Le tre libertà di cui Battaglia parla nel libro (sottotitolo “Fotogrammi di un’evasione e altri modi d’uscita dalla prigione”) sono la libertà concessa, la libertà conquistata e la libertà comprata. La prima libertà gli è arrivata proprio ad Avellino. Ecco cosa scrive Battaglia nel libro: “Era primavera inoltrata. Dopo sedici anni ininterrotti trascorsi in ventotto prigioni con approdo finale nel carcere di Avellino, finalmente, nel 1987, viene accettata la mia richiesta per un permesso di uscita di alcuni giorni. La comunicazione del poliziotto fu stringata: “Preparati, ti è stato concesso il permesso, domani esci”. E’ stata la notte più lunga della mia vita, senza sonno e senza pensieri”.
Battaglia scrive ancora, raccontando di quando è fuori: “Lo sguardo va subito ai colori del verde primaverile che circonda il carcere di Bellizzi Irpino e alla palizzata che mi separa dalla strada. Intravedo Giovanna all’esterno della palizzata nei pressi dell’ultimo cancello presidiato da un agente in garitta che avrebbe dovuto aprirmelo. Camminavo dietro la guardia con i piedi che non toccavano terra”.

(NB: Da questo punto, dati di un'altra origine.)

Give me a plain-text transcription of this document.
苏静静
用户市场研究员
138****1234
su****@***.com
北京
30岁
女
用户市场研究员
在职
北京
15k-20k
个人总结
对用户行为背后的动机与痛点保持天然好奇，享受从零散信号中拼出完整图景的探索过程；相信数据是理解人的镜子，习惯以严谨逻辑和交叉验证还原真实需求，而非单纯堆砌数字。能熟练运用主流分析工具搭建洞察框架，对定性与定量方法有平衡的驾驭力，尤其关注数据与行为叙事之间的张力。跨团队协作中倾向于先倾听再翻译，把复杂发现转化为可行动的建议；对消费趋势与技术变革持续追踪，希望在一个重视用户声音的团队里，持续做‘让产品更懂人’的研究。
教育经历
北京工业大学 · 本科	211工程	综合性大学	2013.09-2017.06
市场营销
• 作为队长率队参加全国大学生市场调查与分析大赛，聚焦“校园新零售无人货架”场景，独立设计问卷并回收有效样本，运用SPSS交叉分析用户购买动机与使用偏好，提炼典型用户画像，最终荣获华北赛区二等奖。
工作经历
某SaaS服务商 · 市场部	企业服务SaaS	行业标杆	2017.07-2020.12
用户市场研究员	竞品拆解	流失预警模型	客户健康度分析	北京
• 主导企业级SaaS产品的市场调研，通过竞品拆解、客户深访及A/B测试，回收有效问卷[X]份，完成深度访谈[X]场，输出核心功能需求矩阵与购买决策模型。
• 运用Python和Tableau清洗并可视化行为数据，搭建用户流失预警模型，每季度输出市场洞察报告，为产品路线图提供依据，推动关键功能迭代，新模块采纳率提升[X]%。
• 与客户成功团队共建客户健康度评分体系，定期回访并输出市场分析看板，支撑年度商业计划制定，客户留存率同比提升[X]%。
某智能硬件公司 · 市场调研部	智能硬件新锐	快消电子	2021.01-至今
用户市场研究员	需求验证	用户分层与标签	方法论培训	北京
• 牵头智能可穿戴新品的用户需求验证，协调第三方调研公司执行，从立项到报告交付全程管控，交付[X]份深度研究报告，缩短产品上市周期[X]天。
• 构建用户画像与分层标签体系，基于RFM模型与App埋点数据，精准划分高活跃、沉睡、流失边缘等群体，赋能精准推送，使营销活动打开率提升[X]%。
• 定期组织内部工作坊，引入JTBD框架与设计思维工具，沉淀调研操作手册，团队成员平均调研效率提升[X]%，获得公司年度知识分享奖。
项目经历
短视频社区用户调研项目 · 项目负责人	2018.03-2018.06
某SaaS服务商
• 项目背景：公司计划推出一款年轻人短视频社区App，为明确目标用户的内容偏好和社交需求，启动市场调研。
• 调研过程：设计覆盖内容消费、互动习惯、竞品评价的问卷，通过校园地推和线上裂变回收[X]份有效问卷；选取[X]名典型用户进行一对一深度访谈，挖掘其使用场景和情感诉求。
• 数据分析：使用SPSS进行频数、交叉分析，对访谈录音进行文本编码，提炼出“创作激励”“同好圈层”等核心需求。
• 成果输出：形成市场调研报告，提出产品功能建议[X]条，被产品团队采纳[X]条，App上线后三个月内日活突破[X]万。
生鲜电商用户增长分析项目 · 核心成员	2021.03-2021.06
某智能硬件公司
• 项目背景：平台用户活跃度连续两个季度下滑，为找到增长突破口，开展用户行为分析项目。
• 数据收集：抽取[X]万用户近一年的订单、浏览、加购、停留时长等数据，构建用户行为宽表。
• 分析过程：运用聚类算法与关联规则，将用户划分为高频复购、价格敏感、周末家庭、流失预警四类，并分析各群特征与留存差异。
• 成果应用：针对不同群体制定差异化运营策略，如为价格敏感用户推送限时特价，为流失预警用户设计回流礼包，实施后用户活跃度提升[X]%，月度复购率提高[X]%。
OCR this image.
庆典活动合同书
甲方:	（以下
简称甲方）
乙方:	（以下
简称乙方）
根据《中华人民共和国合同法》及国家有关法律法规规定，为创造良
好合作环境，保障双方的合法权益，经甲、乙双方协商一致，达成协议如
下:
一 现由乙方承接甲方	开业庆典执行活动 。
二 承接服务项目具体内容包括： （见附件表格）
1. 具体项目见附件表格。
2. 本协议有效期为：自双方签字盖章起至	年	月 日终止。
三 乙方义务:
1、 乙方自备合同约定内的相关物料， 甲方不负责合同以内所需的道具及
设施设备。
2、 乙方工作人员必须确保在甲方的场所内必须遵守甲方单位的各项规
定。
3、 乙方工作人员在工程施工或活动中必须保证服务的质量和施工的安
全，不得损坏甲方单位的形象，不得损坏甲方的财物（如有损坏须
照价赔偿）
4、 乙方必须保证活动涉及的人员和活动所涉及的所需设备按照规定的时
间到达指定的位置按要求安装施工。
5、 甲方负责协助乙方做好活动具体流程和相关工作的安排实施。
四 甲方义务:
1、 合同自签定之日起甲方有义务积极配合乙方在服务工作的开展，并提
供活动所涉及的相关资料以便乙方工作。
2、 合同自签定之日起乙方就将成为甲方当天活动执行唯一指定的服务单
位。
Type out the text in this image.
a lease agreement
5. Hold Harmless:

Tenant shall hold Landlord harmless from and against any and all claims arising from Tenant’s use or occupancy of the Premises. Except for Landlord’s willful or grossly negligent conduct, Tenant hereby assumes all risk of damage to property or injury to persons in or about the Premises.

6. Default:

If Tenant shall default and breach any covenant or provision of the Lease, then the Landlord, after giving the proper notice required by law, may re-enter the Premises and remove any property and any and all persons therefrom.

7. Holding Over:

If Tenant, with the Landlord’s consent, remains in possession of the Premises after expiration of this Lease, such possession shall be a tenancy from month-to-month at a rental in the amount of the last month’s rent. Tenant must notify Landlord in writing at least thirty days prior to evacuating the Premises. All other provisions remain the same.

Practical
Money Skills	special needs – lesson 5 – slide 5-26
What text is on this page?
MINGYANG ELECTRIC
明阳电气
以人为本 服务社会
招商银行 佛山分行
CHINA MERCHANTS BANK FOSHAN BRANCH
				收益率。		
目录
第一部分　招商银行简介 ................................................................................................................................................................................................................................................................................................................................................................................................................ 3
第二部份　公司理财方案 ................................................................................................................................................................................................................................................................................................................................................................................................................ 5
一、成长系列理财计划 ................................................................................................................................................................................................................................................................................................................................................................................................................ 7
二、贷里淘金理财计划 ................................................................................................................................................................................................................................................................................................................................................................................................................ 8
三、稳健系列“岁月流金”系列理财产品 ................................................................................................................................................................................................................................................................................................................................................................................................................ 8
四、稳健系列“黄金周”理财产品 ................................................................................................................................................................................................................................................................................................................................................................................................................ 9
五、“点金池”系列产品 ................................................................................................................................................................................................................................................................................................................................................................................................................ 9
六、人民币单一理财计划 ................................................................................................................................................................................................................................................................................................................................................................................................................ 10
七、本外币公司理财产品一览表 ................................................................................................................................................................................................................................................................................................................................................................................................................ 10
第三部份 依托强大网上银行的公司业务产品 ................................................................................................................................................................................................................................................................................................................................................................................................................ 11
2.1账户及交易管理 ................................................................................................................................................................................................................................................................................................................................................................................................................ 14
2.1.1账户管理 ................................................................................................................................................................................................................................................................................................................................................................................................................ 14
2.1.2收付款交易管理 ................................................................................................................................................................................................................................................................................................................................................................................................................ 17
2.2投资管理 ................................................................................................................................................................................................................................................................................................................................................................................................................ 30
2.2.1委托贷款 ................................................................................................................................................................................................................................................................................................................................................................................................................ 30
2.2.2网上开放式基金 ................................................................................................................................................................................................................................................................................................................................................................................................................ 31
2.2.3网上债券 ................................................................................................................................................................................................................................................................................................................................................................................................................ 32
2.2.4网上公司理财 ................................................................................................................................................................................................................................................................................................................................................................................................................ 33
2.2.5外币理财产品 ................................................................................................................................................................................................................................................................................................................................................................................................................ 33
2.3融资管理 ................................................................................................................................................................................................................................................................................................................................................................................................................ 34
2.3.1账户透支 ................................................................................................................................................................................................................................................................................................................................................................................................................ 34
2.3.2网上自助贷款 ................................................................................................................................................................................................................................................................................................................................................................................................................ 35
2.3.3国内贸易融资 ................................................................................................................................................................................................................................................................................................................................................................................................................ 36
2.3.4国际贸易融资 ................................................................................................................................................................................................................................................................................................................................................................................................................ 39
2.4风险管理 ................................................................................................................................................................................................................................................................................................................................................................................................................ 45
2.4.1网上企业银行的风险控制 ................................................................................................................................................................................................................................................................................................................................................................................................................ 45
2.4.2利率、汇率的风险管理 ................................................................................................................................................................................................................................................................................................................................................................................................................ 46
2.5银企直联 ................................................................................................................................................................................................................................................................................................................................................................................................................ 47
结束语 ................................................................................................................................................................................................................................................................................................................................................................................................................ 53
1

Quello che accade nelle ore e nei giorni successivi, Battaglia lo racconta a chi al Circolo della Stampa, in tanti, sono venuto ad ascoltare la sua storia. “Ad Avellino sono rinato – racconta -. Quando sono uscito da Bellizzi mi sentivo un marziano: il carcere ti disabilita dalla vita. Avevo perso il mio equilibrio. Ma sono stato fortunato, perché fuori dal carcere ho trovato una bellissima accoglienza. Ho trovato la Caritas di Don Ferdinando Renzulli, di Carlo Mele, di Alfonsina Nazzaro e tanti altri. Ho trovato il calore dell’ultimo sindaco comunista di Tufo (Sandor Luongo, ndr). Tutti loro mi hanno “accompagnato”. In questo modo, ho ricostruito la mia vita. L’accoglienza di Avellino e dell’Irpinia mi ha ridato i natali”.
Gli occhi di Alfonsina Nazzaro e Carlo Mele, che sono al Circolo della Stampa, incrociano quelli di Beppe. Anche grazie a quel “calore” del periodo del post terremoto in Irpinia, una volta uscito per “fine pena” Battaglia inizia a lavorare per una Comunità per tossicodipendenti dell’hinterland napoletano e parallelamente inzia un percorso di volontariato nelle carceri di Lauro ed Eboli, raccontato nel suo primo libro “Carcere e cittadinanza” uscito nel 2004.
“Oggi il sistema carcerario è molto peggiorato – afferma Battaglia alla luce delle sue tante esperienze (ancora adesso, vivendo a Firenze da pensionato, continua a fare il volontario nel carcere di Sollicciano) -. Le carceri sono dei contenitori, sono saltati tutti i legami sociali come fuori. In carcere tutto è inesorabile, c’è un clima del tutto invivibile. Ai miei tempi, pur dentro le mura, c’era una comunità, c’erano relazioni umane”.
L’altro legame con Avellino è la casa editrice che ha dato alla luce questo libro di Battaglia: “Sensibili alle foglie”. Una storia, questa della casa editrice di Valentino, che nasce in carcere, alla fine degli anni ottanta, con Renato Curcio e Stefano Petrelli. Nicola Valentino è nato ad Avellino nel 1954. E’ in carcere dal 1979 con una condanna all’ergastolo per fatti legati alla lotta armata degli anni ’70. E’ in regime di semireclusione. Spesso, soprattutto in passato, Nicola Valentino ha fatto ritorno nel capoluogo irpino, soprattutto per portare avanti la sua esperienza letteraria. Valentino non solo ha pubblico il libro di Beppe Battaglia, ma è anche autore della prefazione dove, con dovizia di particolari, racconta com’è nata l’idea de “Le tre libertà”. “Questo libro – scrive Valentino – nasce da un cucinato di ricordi e di sogni. D’altronde un libro cos’è se non pasta di vita lavorata da mani sognanti”.